In the absence of large amounts of experimental data on antibody-antigen binding affinities, the Rosetta interface scores, along with the top 10 binding positions, were used to determine the classification for binding affinity. Although this method was unlikely to provide a full representation of the problem, it provided a data set suitable for comparing a range of approaches. This method will certainly improve as larger data sets become available. The docking data set contained 600 rows of antibody-antigen pairs. Subsets of this data set (200, 300, 400, and 500 rows) were tested during the data collection process. Classification accuracy was quite consistent across all of these subsets. This indicates that while the data set is limited, it provides a good starting point for the development of our approach for the prediction of antibody-antigen binding affinity, which can be further validated as more data become available. The K-NN method was chosen as the initial machine learning method. The best prediction results were obtained with 2 nearest neighbors (K=2). Random forests were also used that incorporated sequence distance as well as the chemical properties of CDRs (isoelectric point and hydrophobicity). The best prediction results (accuracy of 82%) were obtained with the nearest neighbor method when the Levenshtein distance was calculated based on BLOSUM62 matrices. The additional features included in the random forest did not improve classification accuracy, and this was probably due to these features’ dependence on the amino acid sequences.
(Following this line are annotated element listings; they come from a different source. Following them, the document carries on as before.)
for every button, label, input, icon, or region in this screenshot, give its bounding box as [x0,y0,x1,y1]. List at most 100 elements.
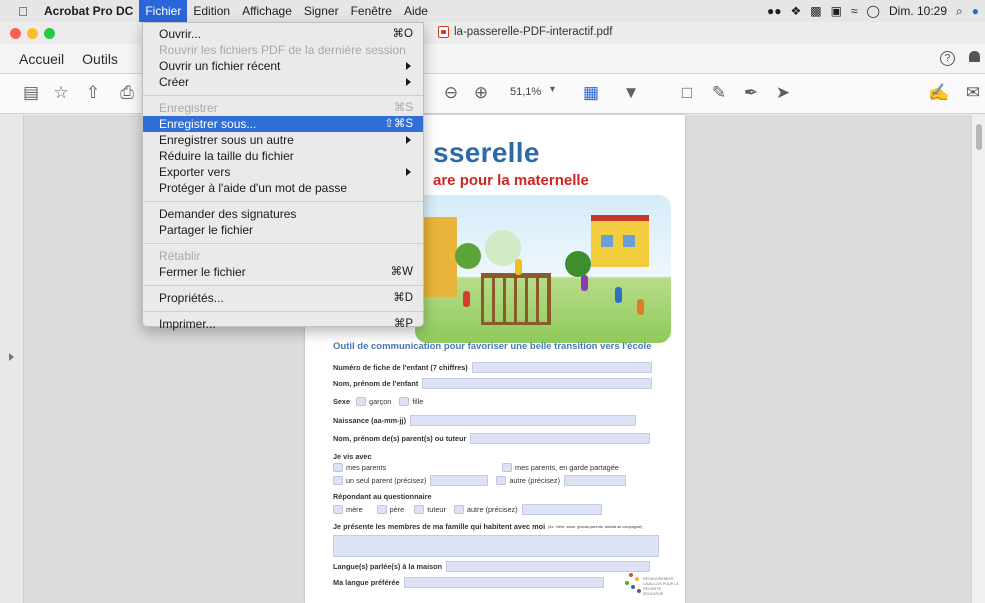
nom-enfant-field[interactable] [422,378,653,389]
menu-item-exporter[interactable]: Exporter vers [143,164,423,180]
menu-item-label: Enregistrer sous un autre [159,133,294,147]
langues-field[interactable] [446,561,651,572]
menu-signer[interactable]: Signer [298,0,345,22]
zoom-window-button[interactable] [44,27,55,39]
document-title: la-passerelle-PDF-interactif.pdf [438,26,613,38]
zoom-out-icon[interactable]: ⊖ [440,82,462,104]
field-row-langue-pref: Ma langue préférée [333,577,604,588]
garcon-checkbox[interactable] [356,397,367,406]
tuteur-checkbox[interactable] [414,505,425,514]
comment-icon[interactable]: □ [676,82,698,104]
menu-item-enregistrer-autre[interactable]: Enregistrer sous un autre [143,132,423,148]
menu-item-label: Ouvrir un fichier récent [159,59,281,73]
menu-item-proteger[interactable]: Protéger à l'aide d'un mot de passe [143,180,423,196]
spotlight-search-icon[interactable]: ⌕ [956,4,963,19]
menu-aide[interactable]: Aide [398,0,434,22]
help-icon[interactable]: ? [940,51,955,66]
battery-icon[interactable]: ◯ [867,4,880,18]
page-fit-icon[interactable]: ▦ [580,82,602,104]
vertical-scrollbar[interactable] [971,115,985,603]
display-icon[interactable]: ▩ [810,4,821,18]
field-label: Ma langue préférée [333,578,400,587]
pere-checkbox[interactable] [376,505,387,514]
field-label: autre (précisez) [466,505,518,514]
seul-parent-field[interactable] [430,475,489,486]
menu-item-reduire[interactable]: Réduire la taille du fichier [143,148,423,164]
rlre-logo: REGROUPEMENT LAVALLOIS POUR LA RÉUSSITE … [623,571,678,597]
app-menu[interactable]: Acrobat Pro DC [36,0,139,22]
menu-item-demander-signatures[interactable]: Demander des signatures [143,206,423,222]
notifications-bell-icon[interactable] [969,51,981,65]
zoom-dropdown-icon[interactable]: ▾ [550,84,555,95]
langue-pref-field[interactable] [403,577,604,588]
illustration-playground [481,273,551,325]
wifi-icon[interactable]: ≈ [851,4,858,18]
menu-fichier[interactable]: Fichier [139,0,188,22]
numero-field[interactable] [471,362,652,373]
autre-repondant-field[interactable] [521,504,602,515]
save-icon[interactable]: ▤ [20,82,42,104]
autre-repondant-checkbox[interactable] [453,505,464,514]
fill-sign-icon[interactable]: ✍ [928,82,950,104]
illustration-tree [455,243,481,269]
clock[interactable]: Dim. 10:29 [889,4,947,18]
menu-item-ouvrir-recent[interactable]: Ouvrir un fichier récent [143,58,423,74]
menu-item-fermer[interactable]: Fermer le fichier ⌘W [143,264,423,280]
siri-icon[interactable]: ● [972,4,979,18]
mere-checkbox[interactable] [333,505,343,514]
menu-item-enregistrer: Enregistrer ⌘S [143,100,423,116]
menu-item-rouvrir: Rouvrir les fichiers PDF de la dernière … [143,42,423,58]
field-label: Répondant au questionnaire [333,492,432,501]
apple-icon[interactable]:  [10,4,36,19]
fille-checkbox[interactable] [399,397,410,406]
seul-parent-checkbox[interactable] [333,476,343,485]
menu-item-enregistrer-sous[interactable]: Enregistrer sous... ⇧⌘S [143,116,423,132]
dropbox-icon[interactable]: ❖ [791,4,802,18]
menu-edition[interactable]: Edition [187,0,236,22]
naissance-field[interactable] [410,415,636,426]
upload-cloud-icon[interactable]: ⇧ [82,82,104,104]
scroll-mode-icon[interactable]: ▼ [620,82,642,104]
print-icon[interactable]: ⎙ [116,82,138,104]
field-row-naissance: Naissance (aa-mm-jj) [333,415,636,426]
highlight-pen-icon[interactable]: ✎ [708,82,730,104]
bookmark-star-icon[interactable]: ☆ [50,82,72,104]
autre-checkbox[interactable] [496,476,507,485]
document-title-text: la-passerelle-PDF-interactif.pdf [454,26,613,38]
zoom-level[interactable]: 51,1% [510,86,541,98]
membres-field[interactable] [333,535,659,557]
menu-item-ouvrir[interactable]: Ouvrir... ⌘O [143,26,423,42]
illustration-child [615,287,622,303]
creative-cloud-icon[interactable]: ●● [767,4,782,18]
menu-item-proprietes[interactable]: Propriétés... ⌘D [143,290,423,306]
scrollbar-thumb[interactable] [976,124,982,150]
fichier-dropdown-menu: Ouvrir... ⌘O Rouvrir les fichiers PDF de… [142,22,424,331]
close-window-button[interactable] [10,27,21,39]
pdf-file-icon [438,26,449,38]
parents-field[interactable] [470,433,651,444]
field-row-langues: Langue(s) parlée(s) à la maison [333,561,651,572]
email-icon[interactable]: ✉ [962,82,984,104]
menu-item-imprimer[interactable]: Imprimer... ⌘P [143,316,423,332]
menu-item-partager[interactable]: Partager le fichier [143,222,423,238]
sign-pen-icon[interactable]: ✒ [740,82,762,104]
pdf-title: sserelle [433,137,540,168]
tab-outils[interactable]: Outils [73,51,127,67]
menu-separator [143,243,423,244]
zoom-in-icon[interactable]: ⊕ [470,82,492,104]
menu-item-creer[interactable]: Créer [143,74,423,90]
mes-parents-checkbox[interactable] [333,463,343,472]
share-tag-icon[interactable]: ➤ [772,82,794,104]
menu-fenetre[interactable]: Fenêtre [345,0,398,22]
garde-partagee-checkbox[interactable] [502,463,512,472]
expand-left-panel-icon[interactable] [9,353,14,361]
menu-item-label: Rouvrir les fichiers PDF de la dernière … [159,43,406,57]
pdf-heading: Outil de communication pour favoriser un… [333,341,652,352]
tab-accueil[interactable]: Accueil [10,51,73,67]
field-row-mes-parents: mes parents mes parents, en garde partag… [333,463,619,472]
battery-widget-icon[interactable]: ▣ [831,4,842,18]
field-note: (ex.: frère, sœur, grands-parents, anima… [548,524,643,529]
minimize-window-button[interactable] [27,27,38,39]
menu-affichage[interactable]: Affichage [236,0,298,22]
autre-field[interactable] [564,475,627,486]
Around 20% (907/5041, 18%) of our method’s predictions were inaccurate. These errors mostly occurred with some large antigens. The docking results for these antigens were further examined. The decreased accuracy was likely the result of conformational flexibility in the larger antigens, the presence of multiple epitopes, and the higher number of discontinuous epitopes in larger antigens relative to the number of such epitopes in smaller antigens.

As a step toward the development of a machine learning method suitable for predicting antibody-antigen binding affinities from sequence data, the weighted nearest neighbor and random forest machine learning approaches were applied to the problem. The basic hypothesis was that antibodies with similar sequences may be similar in terms of their ability to bind to a given antigen. A prediction program was coded in Python and evaluated via cross-validation on a data set containing 1157 antibodies and 57 antigens that were combined in 5041 antibody-antigen pairs. The best classification prediction accuracy was around 82% for this data set.
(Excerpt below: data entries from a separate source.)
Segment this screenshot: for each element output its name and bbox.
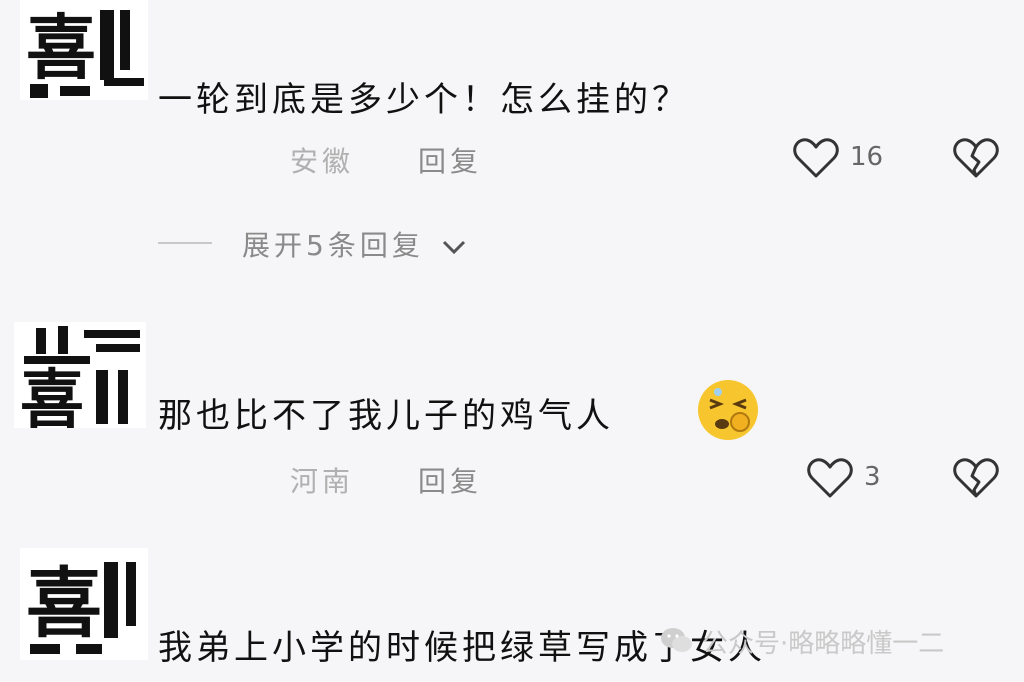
broken-heart-icon[interactable] (952, 456, 1000, 500)
comment-text: 一轮到底是多少个！怎么挂的？ (158, 80, 690, 120)
like-count: 3 (864, 462, 881, 492)
reply-button[interactable]: 回复 (418, 460, 482, 500)
face-with-symbols-emoji (698, 380, 758, 440)
heart-outline-icon[interactable] (806, 456, 854, 500)
watermark: 公众号·略略略懂一二 (660, 621, 944, 661)
reply-button[interactable]: 回复 (418, 140, 482, 180)
avatar-image: 喜 (20, 0, 148, 100)
avatar-image: 喜 (20, 548, 148, 660)
watermark-text: 公众号·略略略懂一二 (702, 628, 945, 659)
heart-outline-icon[interactable] (792, 136, 840, 180)
comment-location: 河南 (290, 465, 355, 498)
avatar-image: 喜 (14, 322, 146, 428)
wechat-icon (661, 628, 692, 652)
comment-text: 那也比不了我儿子的鸡气人 (158, 396, 614, 436)
expand-replies-label: 展开5条回复 (242, 229, 424, 262)
svg-text:喜: 喜 (20, 363, 84, 428)
chevron-down-icon (442, 240, 465, 255)
avatar[interactable]: 喜 (20, 0, 148, 100)
like-count: 16 (850, 142, 884, 172)
avatar[interactable]: 喜 (20, 548, 148, 660)
svg-text:喜: 喜 (26, 6, 96, 89)
comment-location: 安徽 (290, 145, 355, 178)
expand-replies-button[interactable]: 展开5条回复 (242, 224, 467, 264)
expand-divider (158, 242, 212, 244)
svg-text:喜: 喜 (26, 559, 102, 648)
broken-heart-icon[interactable] (952, 136, 1000, 180)
avatar[interactable]: 喜 (14, 322, 146, 428)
These results provide a useful frame of reference, as well as protocols and considerations, for machine learning and data set creation in the prediction of antibody-antigen binding. Our method is still limited due to the scarcity of training data, but its usefulness for large-scale prediction should increase as more antibody-antigen binding data become available. The ability to predict antibody-antigen binding will allow for a more informed use of data from large-scale immune receptor sequencing. This, in turn, will increase our understanding of the variation in antigen recognition in an organism over time, under a range of conditions and between individuals and populations.

Both the data set (in CSV format) and the machine learning program (coded in Python) are freely available for download on GitHub [20].